Louisville & Nashville R. R.
v.
Behlmer,
It follows from what we have said that the court below was wrong in enjoining the order of the Commission and on the contrary should have dismissed the complaint. The case will therefore be appropriately remanded to enable a decree to that effect to be entered, without prejudice, however, to the right of the carriers to apply to the Commission to be relieved from the operation of the provisions of § 4 of the Interstate Commerce Act if they are so advised.
Reversed.
Notes
“That in said investigation and in arriving at its decision therein this respondent, as in duty bound under the law, weighed and considered all the facts and arguments presented by the petitioners herein, by other carriers, and all other parties to said proceeding; that in forming its opinion and arriving at its conclusions this respondent, exercising its administrative functions and powers, considered all pertinent facts and matters set forth in many reports and statistics on file with said respondent, together with other facts coming to the knowledge of this respondent in the performance of its duties and functions prescribed and set forth in the act to regulate commerce and the amendments *322 thereto pertaining to the privileges of rebilling and reshipping; that from said reports and tariffs it appears that said rebilling and reshipping privileges exist at many interior points where no water competition obtains; it is therefore not competent, nor is it relevant, for said petitioners to allege that any particular fact or facts before this respondent in said proceeding were uncontradicted or conclusive in favor of the petitioners’ contention; nor can the petitioners by judicial proceedings ascertain each and all the facts, circumstances, and conditions in regard to said transportation that were necessarily and properly considered by and which aided this respondent in arriving at its conclusion that said practice of rebilling and reshipping said products from Nashville was unduly and unreasonably discriminatory.
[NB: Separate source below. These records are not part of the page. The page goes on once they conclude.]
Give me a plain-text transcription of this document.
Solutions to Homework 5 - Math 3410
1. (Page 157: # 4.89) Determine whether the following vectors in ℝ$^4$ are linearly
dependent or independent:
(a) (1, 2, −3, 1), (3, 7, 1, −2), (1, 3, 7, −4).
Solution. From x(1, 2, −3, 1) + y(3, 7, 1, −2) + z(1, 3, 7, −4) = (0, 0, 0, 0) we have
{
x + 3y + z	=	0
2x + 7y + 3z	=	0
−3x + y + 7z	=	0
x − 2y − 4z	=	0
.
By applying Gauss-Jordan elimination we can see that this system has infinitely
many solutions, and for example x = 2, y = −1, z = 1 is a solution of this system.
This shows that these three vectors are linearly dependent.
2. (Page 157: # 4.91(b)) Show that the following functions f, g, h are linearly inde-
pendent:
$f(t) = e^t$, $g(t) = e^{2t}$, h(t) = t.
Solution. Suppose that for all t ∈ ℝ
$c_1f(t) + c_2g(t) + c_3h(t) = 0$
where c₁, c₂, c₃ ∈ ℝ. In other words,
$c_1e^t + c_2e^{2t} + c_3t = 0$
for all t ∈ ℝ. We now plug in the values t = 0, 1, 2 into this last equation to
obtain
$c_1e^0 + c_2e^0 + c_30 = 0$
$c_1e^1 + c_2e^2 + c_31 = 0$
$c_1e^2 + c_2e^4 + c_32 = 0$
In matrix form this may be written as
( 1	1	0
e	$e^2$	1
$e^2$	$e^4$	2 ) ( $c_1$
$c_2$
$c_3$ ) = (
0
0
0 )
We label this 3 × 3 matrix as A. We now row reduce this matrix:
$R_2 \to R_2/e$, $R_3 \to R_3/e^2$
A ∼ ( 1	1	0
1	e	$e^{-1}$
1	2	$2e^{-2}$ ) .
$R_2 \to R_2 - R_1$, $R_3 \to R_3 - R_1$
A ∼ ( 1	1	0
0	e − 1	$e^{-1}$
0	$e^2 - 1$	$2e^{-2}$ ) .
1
“This respondent denies that there is, or can be, under the law,.any complete record of all the evidence, facts, and circumstances before the Commission in determining that this, or any other practice by carriers, is unduly and unjustly discriminatory as between localities or persons, and respondent is advised and so alleges that the determination of said question, as to whether said admitted discrimination is undue and contrary to the provisions of said act to regulate commerce, is one wholly and exclusively within the jurisdiction of this respondent.”